I took the scholarship, which lasted about a semester and a half. I took another five or six additional history courses during that time. My work was not intended to lead to a master's degree, but allowed me to become more deeply immersed in history; it was a post-baccalaureate work. I graduated in January, 1951 and spent the rest of that year at Western Reserve taking these additional courses. That was a seminal year for me for two reasons: my father died in April and I got married in August.
My new wife and I decided that it was time to leave Cleveland. I was offered a partial scholarship by Columbia University in New York. It was provided to me so that I could begin to work on a Master's Degree starting in the fall of 1951.
Q: Let me briefly return to your interest in Zionism. Did that continue when you began college?
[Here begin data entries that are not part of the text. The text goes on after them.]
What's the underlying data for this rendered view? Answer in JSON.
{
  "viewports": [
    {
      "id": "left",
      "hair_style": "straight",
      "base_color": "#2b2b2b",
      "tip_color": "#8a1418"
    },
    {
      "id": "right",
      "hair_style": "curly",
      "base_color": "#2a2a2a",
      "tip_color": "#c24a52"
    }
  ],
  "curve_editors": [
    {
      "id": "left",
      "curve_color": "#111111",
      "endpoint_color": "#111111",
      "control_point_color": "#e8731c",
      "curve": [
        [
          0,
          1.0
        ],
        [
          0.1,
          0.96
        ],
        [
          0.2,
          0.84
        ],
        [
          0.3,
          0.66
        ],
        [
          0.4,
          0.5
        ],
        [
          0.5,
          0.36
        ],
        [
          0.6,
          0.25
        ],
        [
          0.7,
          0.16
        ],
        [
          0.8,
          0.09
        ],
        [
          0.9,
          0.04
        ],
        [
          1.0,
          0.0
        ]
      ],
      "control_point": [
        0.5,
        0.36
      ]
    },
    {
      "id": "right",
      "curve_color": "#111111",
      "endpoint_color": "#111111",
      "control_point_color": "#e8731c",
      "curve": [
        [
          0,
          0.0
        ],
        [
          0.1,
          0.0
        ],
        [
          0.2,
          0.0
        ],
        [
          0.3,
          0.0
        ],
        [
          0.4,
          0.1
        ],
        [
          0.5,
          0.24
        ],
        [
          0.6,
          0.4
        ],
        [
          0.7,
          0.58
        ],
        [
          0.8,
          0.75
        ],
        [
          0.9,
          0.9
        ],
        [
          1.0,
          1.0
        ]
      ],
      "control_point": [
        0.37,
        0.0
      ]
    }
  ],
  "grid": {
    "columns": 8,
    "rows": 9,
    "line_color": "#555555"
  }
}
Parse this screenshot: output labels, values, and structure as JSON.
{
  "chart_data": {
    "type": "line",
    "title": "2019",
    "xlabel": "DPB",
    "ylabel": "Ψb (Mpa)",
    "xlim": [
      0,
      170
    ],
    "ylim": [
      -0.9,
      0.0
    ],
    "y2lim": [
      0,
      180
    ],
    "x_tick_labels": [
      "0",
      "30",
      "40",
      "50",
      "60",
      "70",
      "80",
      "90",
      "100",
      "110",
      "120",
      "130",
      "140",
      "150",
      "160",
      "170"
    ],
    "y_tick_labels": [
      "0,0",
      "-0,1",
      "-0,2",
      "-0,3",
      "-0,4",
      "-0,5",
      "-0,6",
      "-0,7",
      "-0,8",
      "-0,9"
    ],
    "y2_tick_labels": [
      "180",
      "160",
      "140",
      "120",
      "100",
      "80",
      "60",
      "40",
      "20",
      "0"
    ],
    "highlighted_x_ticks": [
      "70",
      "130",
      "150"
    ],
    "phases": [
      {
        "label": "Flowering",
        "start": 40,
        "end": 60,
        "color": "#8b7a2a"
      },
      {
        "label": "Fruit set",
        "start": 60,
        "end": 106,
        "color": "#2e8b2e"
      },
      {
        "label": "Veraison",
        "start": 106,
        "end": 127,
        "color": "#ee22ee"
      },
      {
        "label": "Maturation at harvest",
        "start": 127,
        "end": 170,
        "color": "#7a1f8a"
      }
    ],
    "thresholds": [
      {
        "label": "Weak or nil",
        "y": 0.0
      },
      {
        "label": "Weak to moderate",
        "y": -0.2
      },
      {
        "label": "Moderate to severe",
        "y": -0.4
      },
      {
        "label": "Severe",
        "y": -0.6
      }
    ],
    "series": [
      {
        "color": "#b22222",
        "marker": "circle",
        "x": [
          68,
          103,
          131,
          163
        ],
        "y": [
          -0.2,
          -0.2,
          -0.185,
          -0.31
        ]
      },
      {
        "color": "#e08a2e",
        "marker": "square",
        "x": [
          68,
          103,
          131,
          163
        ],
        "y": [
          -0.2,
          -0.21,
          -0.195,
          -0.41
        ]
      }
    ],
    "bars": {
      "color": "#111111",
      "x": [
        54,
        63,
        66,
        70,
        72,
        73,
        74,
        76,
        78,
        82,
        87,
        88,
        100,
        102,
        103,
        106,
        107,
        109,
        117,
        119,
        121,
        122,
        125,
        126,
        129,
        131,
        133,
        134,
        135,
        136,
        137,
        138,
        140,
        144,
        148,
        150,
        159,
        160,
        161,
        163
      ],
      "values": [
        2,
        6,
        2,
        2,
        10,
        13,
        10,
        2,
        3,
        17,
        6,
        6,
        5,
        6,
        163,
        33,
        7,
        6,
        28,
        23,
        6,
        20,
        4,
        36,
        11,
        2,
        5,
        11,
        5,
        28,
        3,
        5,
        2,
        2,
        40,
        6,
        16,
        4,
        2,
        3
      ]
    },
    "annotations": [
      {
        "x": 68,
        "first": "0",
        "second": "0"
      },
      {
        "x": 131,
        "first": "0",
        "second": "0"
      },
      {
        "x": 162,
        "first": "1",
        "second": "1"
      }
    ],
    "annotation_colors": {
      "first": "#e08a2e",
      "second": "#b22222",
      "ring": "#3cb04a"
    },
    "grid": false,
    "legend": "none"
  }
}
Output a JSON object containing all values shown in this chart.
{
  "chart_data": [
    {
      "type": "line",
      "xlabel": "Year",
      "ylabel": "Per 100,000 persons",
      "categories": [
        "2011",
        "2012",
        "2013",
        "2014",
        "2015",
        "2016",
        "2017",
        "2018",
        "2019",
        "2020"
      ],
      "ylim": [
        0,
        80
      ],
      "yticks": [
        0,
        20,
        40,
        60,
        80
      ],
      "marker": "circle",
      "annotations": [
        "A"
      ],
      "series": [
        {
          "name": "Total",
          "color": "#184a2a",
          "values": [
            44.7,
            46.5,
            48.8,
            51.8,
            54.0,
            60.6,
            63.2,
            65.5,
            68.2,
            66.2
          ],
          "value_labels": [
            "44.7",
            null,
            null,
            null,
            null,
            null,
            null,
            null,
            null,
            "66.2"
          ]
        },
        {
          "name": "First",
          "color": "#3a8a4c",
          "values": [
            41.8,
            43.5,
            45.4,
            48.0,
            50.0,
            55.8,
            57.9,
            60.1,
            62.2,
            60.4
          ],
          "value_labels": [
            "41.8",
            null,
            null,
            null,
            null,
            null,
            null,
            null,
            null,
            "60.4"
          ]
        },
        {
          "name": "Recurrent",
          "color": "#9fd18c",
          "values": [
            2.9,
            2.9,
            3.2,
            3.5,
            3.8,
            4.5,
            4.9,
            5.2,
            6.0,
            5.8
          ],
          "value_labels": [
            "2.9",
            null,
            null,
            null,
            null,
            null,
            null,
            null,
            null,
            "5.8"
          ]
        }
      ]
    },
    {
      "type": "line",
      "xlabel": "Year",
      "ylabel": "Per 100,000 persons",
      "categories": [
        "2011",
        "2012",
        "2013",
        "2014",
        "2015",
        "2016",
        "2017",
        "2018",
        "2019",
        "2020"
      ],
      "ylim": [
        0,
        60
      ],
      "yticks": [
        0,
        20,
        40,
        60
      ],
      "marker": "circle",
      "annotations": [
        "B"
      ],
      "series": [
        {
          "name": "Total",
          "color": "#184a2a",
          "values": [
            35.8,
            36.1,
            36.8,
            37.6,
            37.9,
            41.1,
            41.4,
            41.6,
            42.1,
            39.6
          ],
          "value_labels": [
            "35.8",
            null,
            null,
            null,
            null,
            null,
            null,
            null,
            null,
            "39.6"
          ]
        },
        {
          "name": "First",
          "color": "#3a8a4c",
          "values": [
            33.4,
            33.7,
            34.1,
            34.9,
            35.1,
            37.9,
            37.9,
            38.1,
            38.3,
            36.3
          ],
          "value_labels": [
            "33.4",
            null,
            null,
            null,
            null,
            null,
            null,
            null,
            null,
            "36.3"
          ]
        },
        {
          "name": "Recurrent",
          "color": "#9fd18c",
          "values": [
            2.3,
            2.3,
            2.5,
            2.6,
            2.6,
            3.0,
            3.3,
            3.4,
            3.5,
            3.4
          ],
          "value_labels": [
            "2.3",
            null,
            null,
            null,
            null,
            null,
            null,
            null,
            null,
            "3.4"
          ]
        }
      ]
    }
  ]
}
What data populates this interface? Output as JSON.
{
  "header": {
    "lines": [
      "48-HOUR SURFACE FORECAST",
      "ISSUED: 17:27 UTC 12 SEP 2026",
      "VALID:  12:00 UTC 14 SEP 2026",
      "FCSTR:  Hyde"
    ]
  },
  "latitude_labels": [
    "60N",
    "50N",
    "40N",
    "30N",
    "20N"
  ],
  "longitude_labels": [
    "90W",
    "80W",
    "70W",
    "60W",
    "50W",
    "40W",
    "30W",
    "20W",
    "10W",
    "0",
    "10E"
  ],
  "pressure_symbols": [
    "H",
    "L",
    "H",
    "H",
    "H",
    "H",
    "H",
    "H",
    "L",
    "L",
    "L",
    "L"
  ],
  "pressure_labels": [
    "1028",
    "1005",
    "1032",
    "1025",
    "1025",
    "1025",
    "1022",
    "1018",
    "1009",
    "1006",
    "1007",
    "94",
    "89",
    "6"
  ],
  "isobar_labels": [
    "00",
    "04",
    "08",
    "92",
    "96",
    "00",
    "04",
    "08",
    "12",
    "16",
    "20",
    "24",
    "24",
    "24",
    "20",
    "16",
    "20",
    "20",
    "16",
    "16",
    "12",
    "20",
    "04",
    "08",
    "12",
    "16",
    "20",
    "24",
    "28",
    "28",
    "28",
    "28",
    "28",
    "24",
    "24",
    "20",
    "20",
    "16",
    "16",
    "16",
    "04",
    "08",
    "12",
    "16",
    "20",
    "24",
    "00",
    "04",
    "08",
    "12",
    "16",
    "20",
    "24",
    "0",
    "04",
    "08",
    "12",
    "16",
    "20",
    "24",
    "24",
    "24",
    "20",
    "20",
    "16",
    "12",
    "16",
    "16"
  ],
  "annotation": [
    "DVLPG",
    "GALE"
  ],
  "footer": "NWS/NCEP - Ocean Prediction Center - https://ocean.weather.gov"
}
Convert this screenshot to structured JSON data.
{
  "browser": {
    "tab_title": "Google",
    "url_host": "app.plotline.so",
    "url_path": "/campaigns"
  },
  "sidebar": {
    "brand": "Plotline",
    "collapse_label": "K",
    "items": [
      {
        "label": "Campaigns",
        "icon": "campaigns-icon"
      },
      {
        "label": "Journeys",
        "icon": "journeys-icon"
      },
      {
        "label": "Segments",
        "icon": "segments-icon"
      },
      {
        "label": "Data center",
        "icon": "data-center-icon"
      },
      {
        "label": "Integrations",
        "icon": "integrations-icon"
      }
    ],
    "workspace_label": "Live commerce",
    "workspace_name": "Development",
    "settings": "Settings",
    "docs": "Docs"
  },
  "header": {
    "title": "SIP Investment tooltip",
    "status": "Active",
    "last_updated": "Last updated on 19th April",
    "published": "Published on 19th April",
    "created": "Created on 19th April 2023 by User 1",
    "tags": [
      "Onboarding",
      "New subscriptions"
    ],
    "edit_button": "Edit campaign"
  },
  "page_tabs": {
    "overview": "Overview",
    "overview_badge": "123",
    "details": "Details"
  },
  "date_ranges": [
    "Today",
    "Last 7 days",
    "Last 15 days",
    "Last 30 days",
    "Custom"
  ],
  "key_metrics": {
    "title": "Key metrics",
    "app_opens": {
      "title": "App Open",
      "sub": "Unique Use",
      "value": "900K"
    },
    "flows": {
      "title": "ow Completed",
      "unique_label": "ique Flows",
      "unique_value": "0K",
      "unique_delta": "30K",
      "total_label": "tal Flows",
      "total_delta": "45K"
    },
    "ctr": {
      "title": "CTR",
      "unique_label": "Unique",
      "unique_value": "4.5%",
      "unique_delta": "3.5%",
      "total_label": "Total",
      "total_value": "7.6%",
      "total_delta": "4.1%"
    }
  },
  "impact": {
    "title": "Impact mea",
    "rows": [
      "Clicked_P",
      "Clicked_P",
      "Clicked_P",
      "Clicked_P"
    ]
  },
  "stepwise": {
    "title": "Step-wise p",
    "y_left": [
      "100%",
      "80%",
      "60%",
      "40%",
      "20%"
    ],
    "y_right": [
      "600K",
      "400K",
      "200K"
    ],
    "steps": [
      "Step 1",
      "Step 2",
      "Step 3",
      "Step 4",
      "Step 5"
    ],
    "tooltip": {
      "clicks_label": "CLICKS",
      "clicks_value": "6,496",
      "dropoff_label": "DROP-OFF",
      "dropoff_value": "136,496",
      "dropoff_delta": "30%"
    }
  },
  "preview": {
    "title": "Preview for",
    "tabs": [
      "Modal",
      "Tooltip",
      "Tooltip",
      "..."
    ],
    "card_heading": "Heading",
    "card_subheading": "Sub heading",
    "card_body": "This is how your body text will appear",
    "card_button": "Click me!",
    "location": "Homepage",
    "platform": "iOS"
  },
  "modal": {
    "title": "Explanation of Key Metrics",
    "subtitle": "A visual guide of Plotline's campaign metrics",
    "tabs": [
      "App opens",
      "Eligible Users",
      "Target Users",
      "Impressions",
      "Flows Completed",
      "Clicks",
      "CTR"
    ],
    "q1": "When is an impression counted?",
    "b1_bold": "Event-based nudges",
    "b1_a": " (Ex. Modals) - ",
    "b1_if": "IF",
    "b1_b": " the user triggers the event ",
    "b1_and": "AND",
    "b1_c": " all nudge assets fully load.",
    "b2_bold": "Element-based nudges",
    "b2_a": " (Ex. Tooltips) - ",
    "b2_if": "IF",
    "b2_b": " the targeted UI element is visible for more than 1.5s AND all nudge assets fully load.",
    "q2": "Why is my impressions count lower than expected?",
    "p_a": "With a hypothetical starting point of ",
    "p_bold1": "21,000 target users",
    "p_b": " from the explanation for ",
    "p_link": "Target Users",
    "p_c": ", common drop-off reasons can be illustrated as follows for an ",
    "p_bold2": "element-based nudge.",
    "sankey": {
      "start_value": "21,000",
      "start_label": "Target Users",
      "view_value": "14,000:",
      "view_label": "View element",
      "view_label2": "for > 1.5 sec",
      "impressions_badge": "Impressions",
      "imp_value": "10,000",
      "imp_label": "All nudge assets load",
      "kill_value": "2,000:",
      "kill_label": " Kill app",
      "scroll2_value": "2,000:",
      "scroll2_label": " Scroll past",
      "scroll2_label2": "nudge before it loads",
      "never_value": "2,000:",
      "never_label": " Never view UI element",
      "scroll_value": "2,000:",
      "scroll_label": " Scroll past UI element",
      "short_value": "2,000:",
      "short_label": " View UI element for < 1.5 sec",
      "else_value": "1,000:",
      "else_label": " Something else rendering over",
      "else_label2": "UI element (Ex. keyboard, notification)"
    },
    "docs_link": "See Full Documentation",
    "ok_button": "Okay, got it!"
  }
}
LEDSKY: Yes. During most of my college years, I was involved in the Zionist movement. I joined Habonim, an organization that I believe still exists today. It is the labor Zionist youth organization affiliated with the Ben Gurion party in Israel. For a period, before I dropped out of the organization in 1950 or 1951, I was the president of the Cleveland chapter. Our most intense activity period was between 1946 and 1948, when the state of Israel was established. I spent a lot of time during those two or three years working for Habonim. A number of my friends went to live in Palestine during this period. They went there after a training period in New Jersey. Some still live there; some of them returned to the U.S. I briefly contemplated joining them, but by then I had met Cecile, who was also a member of Habonim for a brief time, and other priorities loomed. She was not interested in moving to Israel. After 1948, my interest in that organization waned slowly until I finally left the organization before graduating from college.